Associate Professor
Department of Electrical and Electronic Engineering, University of Dhaka, Bangladesh

Title of the Invited Talk: Microwave-Based Sensing Solutions for Detecting Nitrogenous Fertilizers and Heavy Metals in Water: Design, Evaluation and Lab Validation

Abstract: Water contamination by agricultural pollutants and heavy metals poses a significant environmental challenge, necessitating accurate and cost-effective detection methods. This work explores the design, development, and experimental evaluation of microwave-based sensing solutions for detecting two major categories of water contaminants: nitrogenous fertilizers and heavy metal ions. We demonstrate two distinct sensor designs optimized for these applications. The first sensor, a hairpin-based microstrip design operating at 6 GHz, targets nitrogen-based nutrients including ammonia, ammonium sulfate, and urea in water. Our proposed device demonstrates excellent performance in aqueous samples with detection limits of 12.79 mg/L for ammonia, 13.56 mg/L for ammonium sulfate, and 43.36 mg/L for urea. Notably, in multi-fertilizer scenarios with fixed total solvent density of 450 ppm, the sensor exhibits a significant resonant frequency shift of 1.65 GHz, demonstrating it’s capability for complex mixture analysis.

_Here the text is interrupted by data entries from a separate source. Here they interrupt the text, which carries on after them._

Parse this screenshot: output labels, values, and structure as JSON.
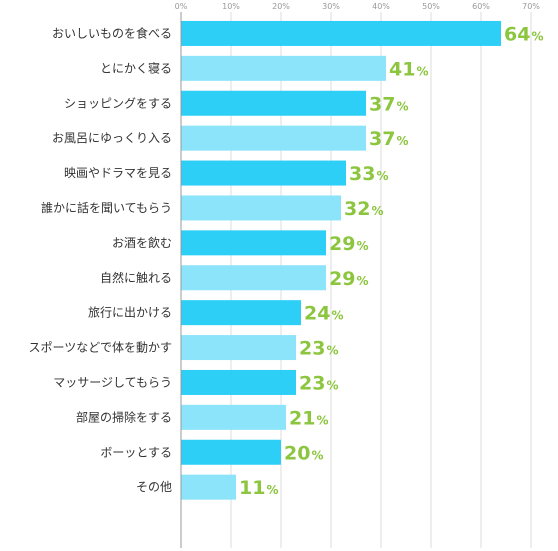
{
  "chart_data": {
    "type": "bar",
    "orientation": "horizontal",
    "categories": [
      "おいしいものを食べる",
      "とにかく寝る",
      "ショッピングをする",
      "お風呂にゆっくり入る",
      "映画やドラマを見る",
      "誰かに話を聞いてもらう",
      "お酒を飲む",
      "自然に触れる",
      "旅行に出かける",
      "スポーツなどで体を動かす",
      "マッサージしてもらう",
      "部屋の掃除をする",
      "ボーッとする",
      "その他"
    ],
    "values": [
      64,
      41,
      37,
      37,
      33,
      32,
      29,
      29,
      24,
      23,
      23,
      21,
      20,
      11
    ],
    "value_suffix": "%",
    "xlim": [
      0,
      70
    ],
    "ticks": [
      "0%",
      "10%",
      "20%",
      "30%",
      "40%",
      "50%",
      "60%",
      "70%"
    ],
    "grid": true,
    "colors": {
      "bar_primary": "#2dcff7",
      "bar_alternate": "#8ce4fb",
      "value_text": "#8cc63f",
      "grid": "#dddddd",
      "axis": "#999999"
    }
  }
}
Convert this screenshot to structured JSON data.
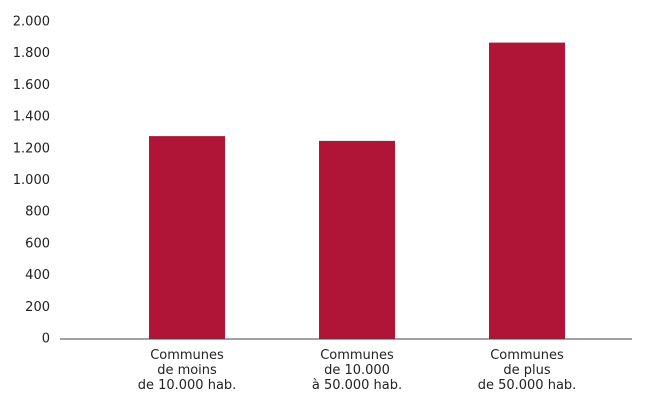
{
  "chart_data": {
    "type": "bar",
    "categories": [
      [
        "Communes",
        "de moins",
        "de 10.000 hab."
      ],
      [
        "Communes",
        "de 10.000",
        "à 50.000 hab."
      ],
      [
        "Communes",
        "de plus",
        "de 50.000 hab."
      ]
    ],
    "values": [
      1280,
      1250,
      1870
    ],
    "color": "#b01538",
    "ylim": [
      0,
      2000
    ],
    "yticks": [
      0,
      200,
      400,
      600,
      800,
      {
        "value": 1000,
        "label": "1.000"
      },
      {
        "value": 1200,
        "label": "1.200"
      },
      {
        "value": 1400,
        "label": "1.400"
      },
      {
        "value": 1600,
        "label": "1.600"
      },
      {
        "value": 1800,
        "label": "1.800"
      },
      {
        "value": 2000,
        "label": "2.000"
      }
    ],
    "grid": false
  }
}
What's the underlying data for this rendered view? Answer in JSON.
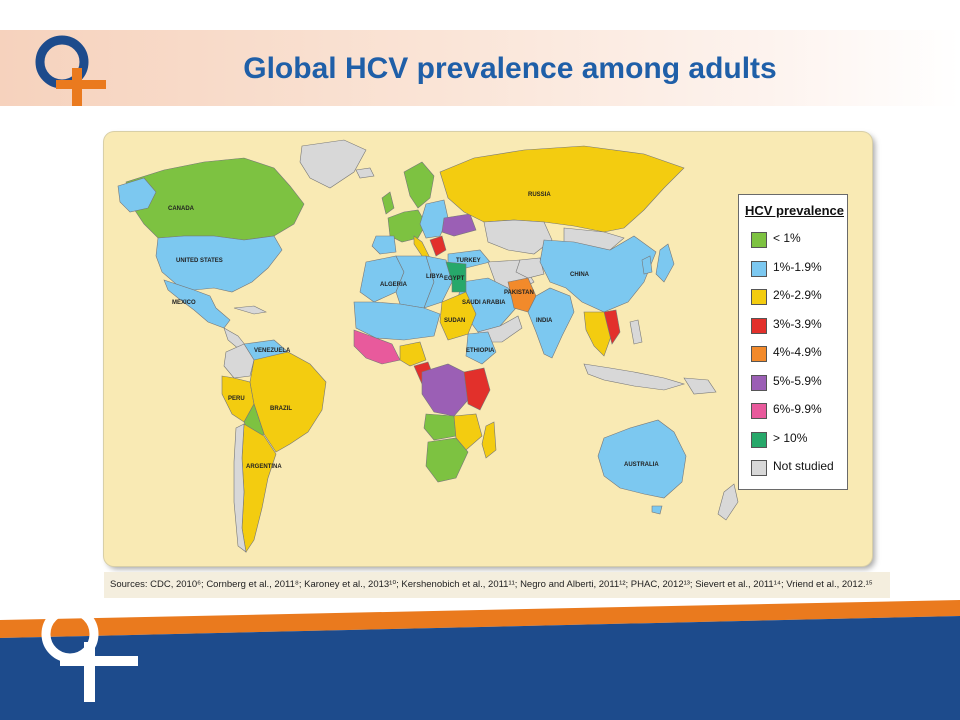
{
  "slide": {
    "title": "Global HCV prevalence among adults",
    "sources": "Sources: CDC, 2010⁶; Cornberg et al., 2011⁸; Karoney et al., 2013¹⁰; Kershenobich et al., 2011¹¹; Negro and Alberti, 2011¹²; PHAC, 2012¹³; Sievert et al., 2011¹⁴; Vriend et al., 2012.¹⁵"
  },
  "colors": {
    "title": "#1f5fa8",
    "brand_orange": "#ea7a1e",
    "brand_blue": "#1d4b8c",
    "ocean": "#f9eab4"
  },
  "legend": {
    "title": "HCV prevalence",
    "items": [
      {
        "label": "< 1%",
        "color": "#7dc241"
      },
      {
        "label": "1%-1.9%",
        "color": "#7cc8f0"
      },
      {
        "label": "2%-2.9%",
        "color": "#f3cc10"
      },
      {
        "label": "3%-3.9%",
        "color": "#e2302b"
      },
      {
        "label": "4%-4.9%",
        "color": "#f28a2b"
      },
      {
        "label": "5%-5.9%",
        "color": "#9b5fb5"
      },
      {
        "label": "6%-9.9%",
        "color": "#e85a9c"
      },
      {
        "label": "> 10%",
        "color": "#27a86a"
      },
      {
        "label": "Not studied",
        "color": "#d8d8d8"
      }
    ]
  },
  "map": {
    "labels": {
      "canada": "CANADA",
      "united_states": "UNITED STATES",
      "mexico": "MEXICO",
      "venezuela": "VENEZUELA",
      "brazil": "BRAZIL",
      "peru": "PERU",
      "argentina": "ARGENTINA",
      "russia": "RUSSIA",
      "china": "CHINA",
      "india": "INDIA",
      "pakistan": "PAKISTAN",
      "turkey": "TURKEY",
      "saudi_arabia": "SAUDI ARABIA",
      "egypt": "EGYPT",
      "libya": "LIBYA",
      "algeria": "ALGERIA",
      "sudan": "SUDAN",
      "ethiopia": "ETHIOPIA",
      "australia": "AUSTRALIA"
    }
  }
}
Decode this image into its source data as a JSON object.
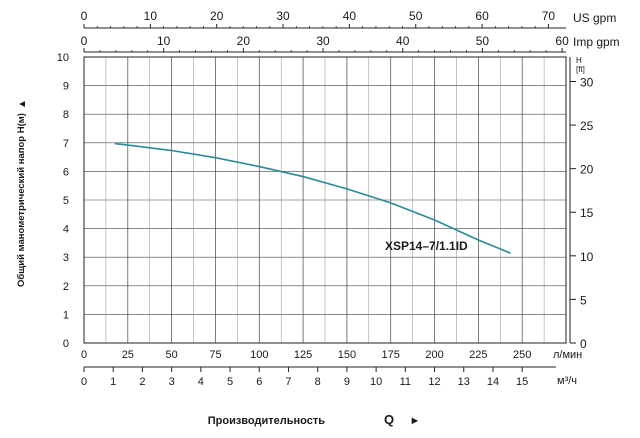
{
  "chart_data": {
    "type": "line",
    "title": "",
    "curve_label": "XSP14–7/1.1ID",
    "ylabel": "Общий манометрический напор H(м)",
    "ylabel_arrow": "▲",
    "xlabel": "Производительность",
    "xlabel_q": "Q",
    "xlabel_arrow": "►",
    "ylim": [
      0,
      10
    ],
    "y_ticks": [
      0,
      1,
      2,
      3,
      4,
      5,
      6,
      7,
      8,
      9,
      10
    ],
    "xlim_lpm": [
      0,
      275
    ],
    "x_ticks_lpm": [
      0,
      25,
      50,
      75,
      100,
      125,
      150,
      175,
      200,
      225,
      250
    ],
    "x_unit_lpm": "л/мин",
    "x_ticks_m3h": [
      0,
      1,
      2,
      3,
      4,
      5,
      6,
      7,
      8,
      9,
      10,
      11,
      12,
      13,
      14,
      15
    ],
    "x_unit_m3h": "м³/ч",
    "x_ticks_usgpm": [
      0,
      10,
      20,
      30,
      40,
      50,
      60,
      70
    ],
    "x_unit_usgpm": "US gpm",
    "x_ticks_impgpm": [
      0,
      10,
      20,
      30,
      40,
      50,
      60
    ],
    "x_unit_impgpm": "Imp gpm",
    "y2_ticks_ft": [
      0,
      5,
      10,
      15,
      20,
      25,
      30
    ],
    "y2_label": "H",
    "y2_unit": "[ft]",
    "grid": true,
    "line_color": "#2a8a9a",
    "series": [
      {
        "name": "",
        "x": [
          18,
          25,
          50,
          75,
          100,
          125,
          150,
          175,
          200,
          225,
          243
        ],
        "y": [
          6.97,
          6.92,
          6.73,
          6.48,
          6.17,
          5.82,
          5.39,
          4.9,
          4.3,
          3.6,
          3.15
        ]
      }
    ]
  }
}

Next, we present an interdigital complementary split ring resonator (ICSRR) incorporated structure, specifically designed for heavy metal detection. This compact 25 mm × 25 mm device effectively detects cadmium, chromium, silver, and lead ions in water. The optimized interdigital electrodes generate highly intense electric field distribution in free space, which may disrupt due to the presence of different heavy metal solutions. The sensor exhibits notch frequency shifts ranging from 12.66% to 33.03% relative to the unloaded state, with reasonably low detection limits of 0.634 mg/L for Pb²⁺, 0.714 mg/L for Ag⁺, 0.613 mg/L for Cd²⁺, and 0.533 mg/L for Cr³⁺. Both microwave sensors underwent comprehensive testing and validation, including design analysis, experimental trials, circuit modeling, simulations, and extensive measurement campaigns. Our future work aims to integrate these sensors with compact VNAs to develop portable monitoring systems, enabling on-site detection of nitrogen-based nutrients and heavy metals in water. This advancement would transform our laboratory-proven sensors into field-deployable devices, offering a significant breakthrough in environmental sensing through their reusable design and high sensitivity.